Over-the-counter (OTC) medications may seem completely safe. After all, you don’t need a prescription to pick up some pills at the drugstore to treat your headache, backache, or sore muscles. But popping too much of certain OTC medications can have a terrible effect on your tummy, according to experts.
"We are talking about common household brands, like Motrin, Aleve, and Advil,” said Byron Cryer, MD, a gastroenterologist who is working to raise awareness about OTC dangers through a campaign developed by the American Gastroenterological Association called “The Gut Check: Know Your Medicine.” “These are medications that everyone has taken at one time or another, and the principle side effect is stomach problems.”
What are NSAIDs?
OTC pain medications generally fall into one of two categories: acetaminophen (Tylenol) or a nonsteroidal anti-inflammatory drug (NSAIDs) like aspirin, ibuprofen (Advil, Motrin), or naproxen (Aleve, Naprosyn). More than 500 OTC and prescription medications contain acetaminophen, while close to 550 OTC and prescription medications contain an NSAID like aspirin or naproxen.1
While too much acetaminophen can cause liver problems, it is the NSAIDs that are associated with more worrisome risks—intestinal problems as well as heart attacks and stroke.
Despite the huge volume of pain medications used in the US, many people don’t understand the risks associated with NSAIDs, which work by reducing hormones that cause inflammation and pain in the body.
One nationwide survey of more than 1,000 adults found that nearly half the participants admitted to a lack of basic understanding about NSAIDs and didn’t know that long-term use or high doses can not only wreak havoc on the stomach but, on rare occasions, be fatal.
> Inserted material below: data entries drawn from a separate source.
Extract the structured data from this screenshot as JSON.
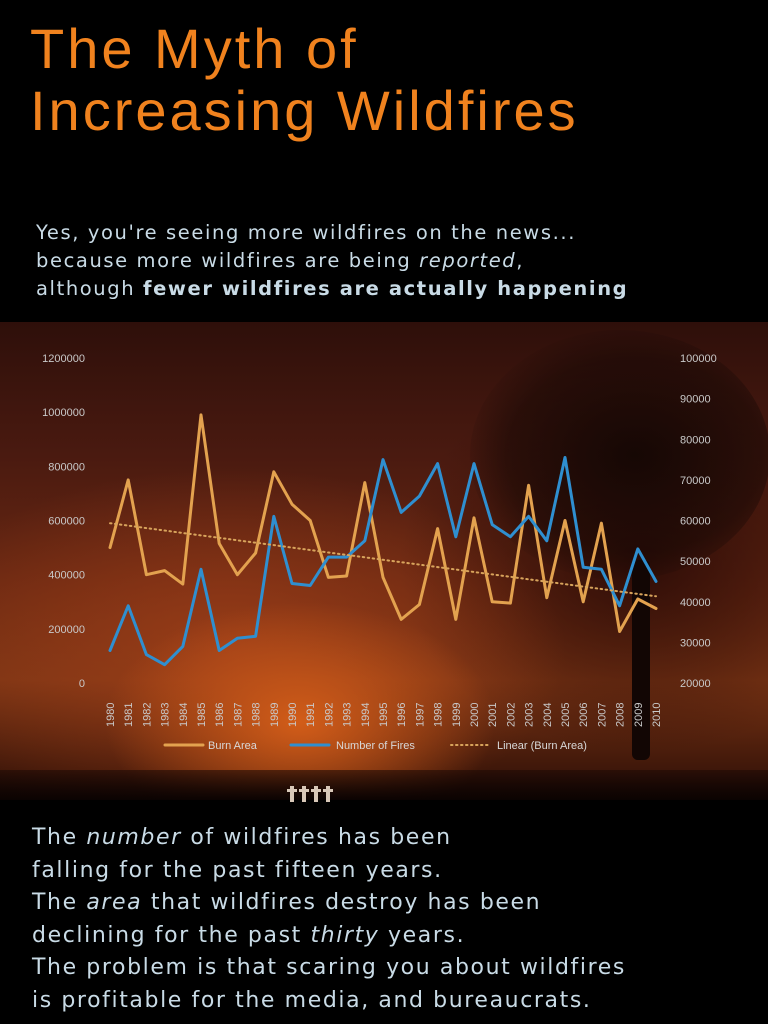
{
  "title": {
    "line1": "The Myth of",
    "line2": "Increasing Wildfires"
  },
  "intro": {
    "line1": "Yes, you're seeing more wildfires on the news...",
    "line2_before": "because more wildfires are being ",
    "line2_em": "reported",
    "line2_after": ",",
    "line3_before": "although ",
    "line3_strong": "fewer wildfires are actually happening"
  },
  "outro": {
    "l1_before": "The ",
    "l1_em": "number",
    "l1_after": " of wildfires has been",
    "l2": "falling for the past fifteen years.",
    "l3_before": "The ",
    "l3_em": "area",
    "l3_after": " that wildfires destroy has been",
    "l4_before": "declining for the past ",
    "l4_em": "thirty",
    "l4_after": " years.",
    "l5": "The problem is that scaring you about wildfires",
    "l6": "is profitable for the media, and bureaucrats."
  },
  "colors": {
    "title": "#f0821e",
    "text": "#c9dbe6",
    "burn_area": "#e3a24f",
    "number_of_fires": "#2f8fd0",
    "linear": "#d8a45c"
  },
  "chart_data": {
    "type": "line",
    "x": [
      1980,
      1981,
      1982,
      1983,
      1984,
      1985,
      1986,
      1987,
      1988,
      1989,
      1990,
      1991,
      1992,
      1993,
      1994,
      1995,
      1996,
      1997,
      1998,
      1999,
      2000,
      2001,
      2002,
      2003,
      2004,
      2005,
      2006,
      2007,
      2008,
      2009,
      2010
    ],
    "x_tick_labels": [
      "1980",
      "1981",
      "1982",
      "1983",
      "1984",
      "1985",
      "1986",
      "1987",
      "1988",
      "1989",
      "1990",
      "1991",
      "1992",
      "1993",
      "1994",
      "1995",
      "1996",
      "1997",
      "1998",
      "1999",
      "2000",
      "2001",
      "2002",
      "2003",
      "2004",
      "2005",
      "2006",
      "2007",
      "2008",
      "2009",
      "2010"
    ],
    "left_axis": {
      "ylim": [
        0,
        1200000
      ],
      "ticks": [
        "0",
        "200000",
        "400000",
        "600000",
        "800000",
        "1000000",
        "1200000"
      ]
    },
    "right_axis": {
      "ylim": [
        20000,
        100000
      ],
      "ticks": [
        "20000",
        "30000",
        "40000",
        "50000",
        "60000",
        "70000",
        "80000",
        "90000",
        "100000"
      ]
    },
    "series": [
      {
        "name": "Burn Area",
        "axis": "left",
        "color": "#e3a24f",
        "values": [
          500000,
          750000,
          400000,
          415000,
          365000,
          990000,
          515000,
          400000,
          480000,
          780000,
          660000,
          600000,
          390000,
          395000,
          740000,
          390000,
          235000,
          290000,
          570000,
          235000,
          610000,
          300000,
          295000,
          730000,
          315000,
          600000,
          300000,
          590000,
          190000,
          310000,
          275000
        ]
      },
      {
        "name": "Number of Fires",
        "axis": "right",
        "color": "#2f8fd0",
        "values": [
          28000,
          39000,
          27000,
          24500,
          29000,
          48000,
          28000,
          31000,
          31500,
          61000,
          44500,
          44000,
          51000,
          51000,
          55000,
          75000,
          62000,
          66000,
          74000,
          56000,
          74000,
          59000,
          56000,
          61000,
          55000,
          75500,
          48500,
          48000,
          39000,
          53000,
          45000
        ]
      },
      {
        "name": "Linear (Burn Area)",
        "axis": "left",
        "color": "#d8a45c",
        "style": "dotted",
        "values": [
          590000,
          581000,
          572000,
          563000,
          554000,
          545000,
          536000,
          527000,
          518000,
          509000,
          500000,
          491000,
          482000,
          473000,
          464000,
          455000,
          446000,
          437000,
          428000,
          419000,
          410000,
          401000,
          392000,
          383000,
          374000,
          365000,
          356000,
          347000,
          338000,
          329000,
          320000
        ]
      }
    ],
    "legend_position": "bottom",
    "grid": false
  }
}
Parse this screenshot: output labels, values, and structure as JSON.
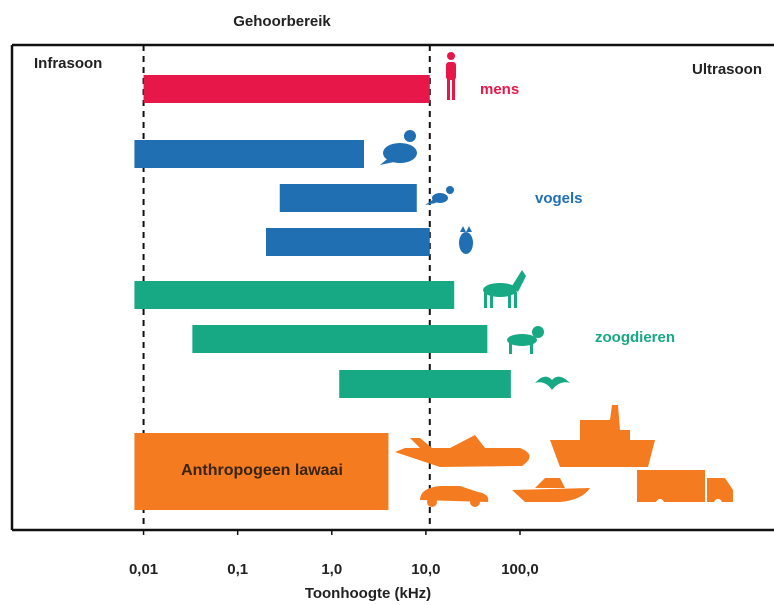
{
  "chart_data": {
    "type": "range_bar",
    "title": "Gehoorbereik",
    "left_label": "Infrasoon",
    "right_label": "Ultrasoon",
    "x_label": "Toonhoogte (kHz)",
    "log_x": true,
    "xlim": [
      0.0004,
      50000
    ],
    "xticks": [
      {
        "value": 0.01,
        "label": "0,01"
      },
      {
        "value": 0.1,
        "label": "0,1"
      },
      {
        "value": 1,
        "label": "1,0"
      },
      {
        "value": 10,
        "label": "10,0"
      },
      {
        "value": 100,
        "label": "100,0"
      }
    ],
    "reference_lines": [
      0.01,
      11
    ],
    "groups": [
      {
        "label": "mens",
        "color": "#e8174a",
        "ranges": [
          [
            0.01,
            11
          ]
        ]
      },
      {
        "label": "vogels",
        "color": "#1f6fb2",
        "ranges": [
          [
            0.008,
            2.2
          ],
          [
            0.28,
            8
          ],
          [
            0.2,
            11
          ]
        ]
      },
      {
        "label": "zoogdieren",
        "color": "#17a884",
        "ranges": [
          [
            0.008,
            20
          ],
          [
            0.033,
            45
          ],
          [
            1.2,
            80
          ]
        ]
      },
      {
        "label": "Anthropogeen lawaai",
        "color": "#f47b20",
        "ranges": [
          [
            0.008,
            4
          ]
        ]
      }
    ]
  }
}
While about half of medication users (58%) acknowledge that there are risks associated with taking NSAIDs, only 27% are aware of the Food and Drug Administration (FDA) recommendations to use the lowest effective dose for the shortest possible duration, the survey found.2
According to Dr. Cryer, at least 50% of individuals who use NSAIDs for pain will experience some type of adverse abdominal effect and the discomfort can range from a mild tummy upset to intense pain. While an upset stomach is the most common symptom, 1 in 5 individuals will actually develop an ulcer, Dr. Cryer explained.3 “And about 1 in 100 will develop a bleeding ulcer in the stomach along with pain,” he said. “And a bleed is what I am most concerned about.”
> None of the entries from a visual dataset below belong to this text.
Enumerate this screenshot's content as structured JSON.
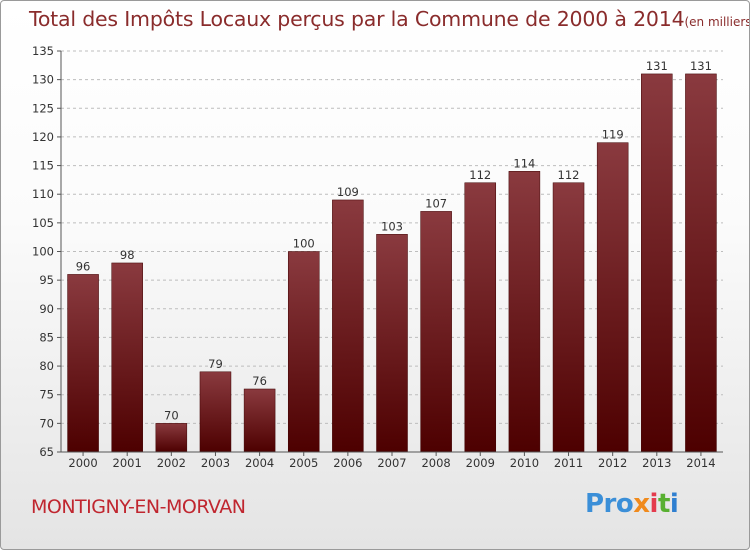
{
  "title": "Total des Impôts Locaux perçus par la Commune de 2000 à 2014",
  "title_unit": "(en milliers d'€)",
  "commune": "MONTIGNY-EN-MORVAN",
  "logo": {
    "part1": "Pro",
    "part2": "x",
    "part3": "i",
    "part4": "t",
    "part5": "i"
  },
  "colors": {
    "bar_top": "#8a3a3f",
    "bar_bottom": "#4d0000",
    "title": "#8a2c2c",
    "commune": "#c0262f"
  },
  "chart_data": {
    "type": "bar",
    "title": "Total des Impôts Locaux perçus par la Commune de 2000 à 2014",
    "xlabel": "",
    "ylabel": "",
    "categories": [
      "2000",
      "2001",
      "2002",
      "2003",
      "2004",
      "2005",
      "2006",
      "2007",
      "2008",
      "2009",
      "2010",
      "2011",
      "2012",
      "2013",
      "2014"
    ],
    "values": [
      96,
      98,
      70,
      79,
      76,
      100,
      109,
      103,
      107,
      112,
      114,
      112,
      119,
      131,
      131
    ],
    "ylim": [
      65,
      135
    ],
    "yticks": [
      65,
      70,
      75,
      80,
      85,
      90,
      95,
      100,
      105,
      110,
      115,
      120,
      125,
      130,
      135
    ],
    "grid": "horizontal-dashed"
  }
}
Some 95% of the patients who are hospitalized due to an overdose of OTC meds could have avoided the hospital if they had educated themselves about the potential hazards of these medications, Dr. Cryer said. To learn more about safe pain management, Dr. Cryer recommends a free, online resource known as the “Gut Check Journey,” developed by the American Gastroenterological Association. This interactive activity takes the user through a series of quizzes designed to provide education about the potentially dnagerous side effects of OTC medications. 4
5 Helpful Tips to Reduce Stomach Pain
In recent years, tolerability has improved as the formulations of these medicines have been changed, Dr. Cryer admitted. “Today you can find enteric-coated aspirin, which is far easier on the stomach, for example.”
If you are experiencing unpleasant stomach symptoms while taking OTC medications, try these 5 helpful tips:
- Take the medication with food. “Food serves as a buffer against potential problems,” Dr. Cryer said.
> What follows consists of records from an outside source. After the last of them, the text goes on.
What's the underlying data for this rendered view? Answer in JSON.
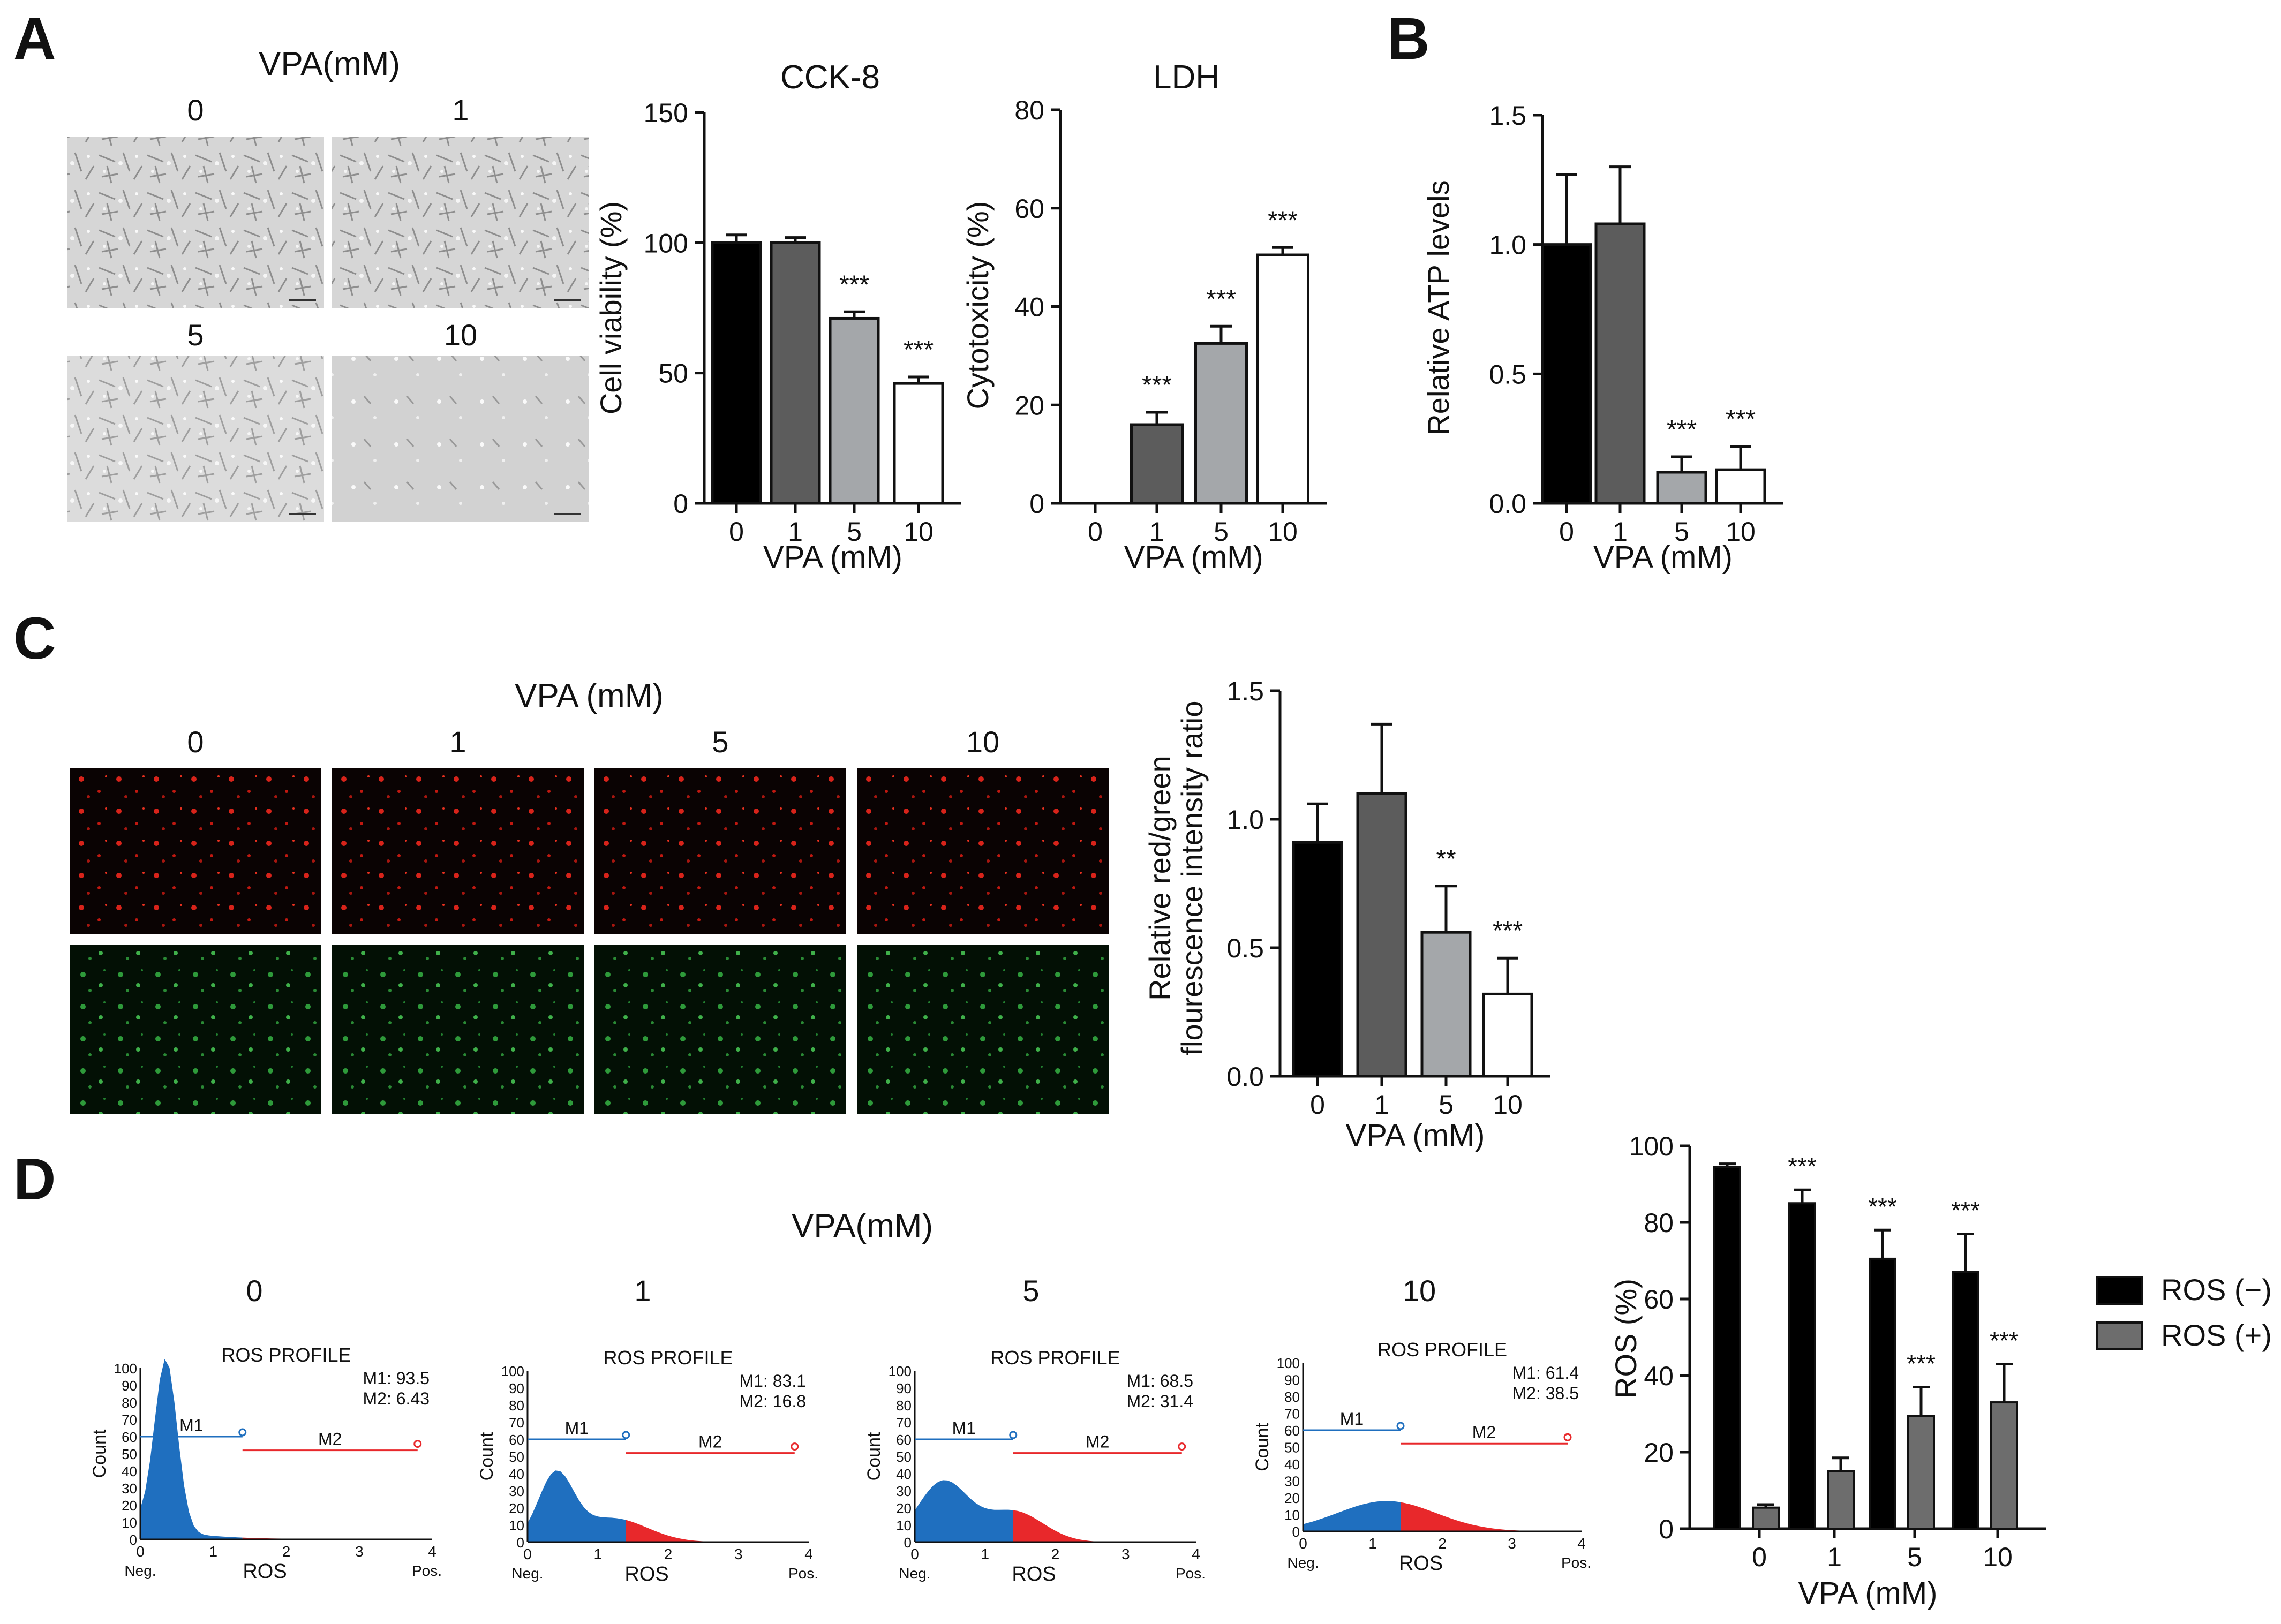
{
  "colors": {
    "c0": "#000000",
    "c1": "#5c5c5c",
    "c5": "#a4a7aa",
    "c10": "#ffffff",
    "rosneg": "#000000",
    "rospos": "#6d6d6d",
    "blue": "#1f6fbf",
    "red": "#e8282b"
  },
  "panelA": {
    "letter": "A",
    "micrograph": {
      "title": "VPA(mM)",
      "labels": [
        "0",
        "1",
        "5",
        "10"
      ]
    },
    "cck8": {
      "title": "CCK-8",
      "ylabel": "Cell viability  (%)",
      "xlabel": "VPA (mM)"
    },
    "ldh": {
      "title": "LDH",
      "ylabel": "Cytotoxicity (%)",
      "xlabel": "VPA (mM)"
    }
  },
  "panelB": {
    "letter": "B",
    "ylabel": "Relative ATP levels",
    "xlabel": "VPA (mM)"
  },
  "panelC": {
    "letter": "C",
    "title": "VPA (mM)",
    "labels": [
      "0",
      "1",
      "5",
      "10"
    ],
    "ylabel1": "Relative red/green",
    "ylabel2": "flourescence intensity ratio",
    "xlabel": "VPA (mM)"
  },
  "panelD": {
    "letter": "D",
    "title": "VPA(mM)",
    "labels": [
      "0",
      "1",
      "5",
      "10"
    ],
    "flow": [
      {
        "title": "ROS PROFILE",
        "m1": "M1: 93.5",
        "m2": "M2: 6.43",
        "ylabel": "Count",
        "xlabel": "ROS",
        "neg": "Neg.",
        "pos": "Pos.",
        "yticks": [
          "100",
          "90",
          "80",
          "70",
          "60",
          "50",
          "40",
          "30",
          "20",
          "10",
          "0"
        ],
        "xticks": [
          "0",
          "1",
          "2",
          "3",
          "4"
        ],
        "gate1": "M1",
        "gate2": "M2"
      },
      {
        "title": "ROS PROFILE",
        "m1": "M1: 83.1",
        "m2": "M2: 16.8",
        "ylabel": "Count",
        "xlabel": "ROS",
        "neg": "Neg.",
        "pos": "Pos.",
        "yticks": [
          "100",
          "90",
          "80",
          "70",
          "60",
          "50",
          "40",
          "30",
          "20",
          "10",
          "0"
        ],
        "xticks": [
          "0",
          "1",
          "2",
          "3",
          "4"
        ],
        "gate1": "M1",
        "gate2": "M2"
      },
      {
        "title": "ROS PROFILE",
        "m1": "M1: 68.5",
        "m2": "M2: 31.4",
        "ylabel": "Count",
        "xlabel": "ROS",
        "neg": "Neg.",
        "pos": "Pos.",
        "yticks": [
          "100",
          "90",
          "80",
          "70",
          "60",
          "50",
          "40",
          "30",
          "20",
          "10",
          "0"
        ],
        "xticks": [
          "0",
          "1",
          "2",
          "3",
          "4"
        ],
        "gate1": "M1",
        "gate2": "M2"
      },
      {
        "title": "ROS PROFILE",
        "m1": "M1: 61.4",
        "m2": "M2: 38.5",
        "ylabel": "Count",
        "xlabel": "ROS",
        "neg": "Neg.",
        "pos": "Pos.",
        "yticks": [
          "100",
          "90",
          "80",
          "70",
          "60",
          "50",
          "40",
          "30",
          "20",
          "10",
          "0"
        ],
        "xticks": [
          "0",
          "1",
          "2",
          "3",
          "4"
        ],
        "gate1": "M1",
        "gate2": "M2"
      }
    ]
  },
  "chart_data": [
    {
      "id": "cck8",
      "type": "bar",
      "title": "CCK-8",
      "xlabel": "VPA (mM)",
      "ylabel": "Cell viability  (%)",
      "categories": [
        "0",
        "1",
        "5",
        "10"
      ],
      "values": [
        100,
        100,
        71,
        46
      ],
      "errors": [
        3,
        2,
        2.5,
        2.5
      ],
      "sig": [
        "",
        "",
        "***",
        "***"
      ],
      "ylim": [
        0,
        150
      ],
      "yticks": [
        0,
        50,
        100,
        150
      ]
    },
    {
      "id": "ldh",
      "type": "bar",
      "title": "LDH",
      "xlabel": "VPA (mM)",
      "ylabel": "Cytotoxicity (%)",
      "categories": [
        "0",
        "1",
        "5",
        "10"
      ],
      "values": [
        0,
        16,
        32.5,
        50.5
      ],
      "errors": [
        0,
        2.5,
        3.5,
        1.5
      ],
      "sig": [
        "",
        "***",
        "***",
        "***"
      ],
      "ylim": [
        0,
        80
      ],
      "yticks": [
        0,
        20,
        40,
        60,
        80
      ]
    },
    {
      "id": "atp",
      "type": "bar",
      "title": "",
      "xlabel": "VPA (mM)",
      "ylabel": "Relative ATP levels",
      "categories": [
        "0",
        "1",
        "5",
        "10"
      ],
      "values": [
        1.0,
        1.08,
        0.12,
        0.13
      ],
      "errors": [
        0.27,
        0.22,
        0.06,
        0.09
      ],
      "sig": [
        "",
        "",
        "***",
        "***"
      ],
      "ylim": [
        0,
        1.5
      ],
      "yticks": [
        0.0,
        0.5,
        1.0,
        1.5
      ]
    },
    {
      "id": "jc1",
      "type": "bar",
      "title": "",
      "xlabel": "VPA (mM)",
      "ylabel": "Relative red/green flourescence intensity ratio",
      "categories": [
        "0",
        "1",
        "5",
        "10"
      ],
      "values": [
        0.91,
        1.1,
        0.56,
        0.32
      ],
      "errors": [
        0.15,
        0.27,
        0.18,
        0.14
      ],
      "sig": [
        "",
        "",
        "**",
        "***"
      ],
      "ylim": [
        0,
        1.5
      ],
      "yticks": [
        0.0,
        0.5,
        1.0,
        1.5
      ]
    },
    {
      "id": "ros",
      "type": "bar",
      "title": "",
      "xlabel": "VPA (mM)",
      "ylabel": "ROS (%)",
      "categories": [
        "0",
        "1",
        "5",
        "10"
      ],
      "series": [
        {
          "name": "ROS (−)",
          "values": [
            94.5,
            85,
            70.5,
            67
          ],
          "errors": [
            0.8,
            3.5,
            7.5,
            10
          ],
          "sig": [
            "",
            "***",
            "***",
            "***"
          ]
        },
        {
          "name": "ROS (+)",
          "values": [
            5.5,
            15,
            29.5,
            33
          ],
          "errors": [
            0.8,
            3.5,
            7.5,
            10
          ],
          "sig": [
            "",
            "",
            "***",
            "***"
          ]
        }
      ],
      "ylim": [
        0,
        100
      ],
      "yticks": [
        0,
        20,
        40,
        60,
        80,
        100
      ]
    }
  ]
}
- Take a formulation of the medication specifically designed to be easier on your intestines. Liquids are more gentle than pills; while soft gels, or enteric-coated medicines are other stomach-friendly options recommended by Dr. Cryer.
- Reduce the dose to lessen chance of stomach bleeding and other related problems. For best results, take the medication at the lowest effective dose for the shortest possible time. Some conditions, including arthritis, may not respond immediately to OTC medication and may take up to 2 weeks before patients reap the full benefit of the pills. It’s also important to realize that OTC pain medications often work best when taken at the first sign of pain. Waiting until the pain has become worse, can weaken the effect.
- Be mindful of the ingredients in other medications you may be taking. If you are taking cold or allergy medication, be sure to read the label as many contain aspirin or other NSAIDs that could combine to give you too much if you are also taking OTC medication to treat pain. Never take more of a medication than what is recommended on the container or a higher dose than your health care provider recommends.
- Try a different product that promises the same results. Acetaminophen, which is not an NSAID like ibuprofen, and which relieves common aches and pains as well as fever, doesn’t cause as many stomach problems as other pain medications, according to the National Institutes of Health (NIH).5 “Each person needs to have their own trial to see what will take care of their pain,” Dr. Cryer pointed out. “We often find a person who doesn’t respond well to one medication responding very well to another. The responses are personalized.”
If you take a pain reliever most days, NIH urges you to inform your doctor as you may need to be watched for side effects. If you experience any serious side effects such as chest pain, shortness of breath, weakness, slurred speech and/or severe stomach pain, let your doctor or pharmacist know right away.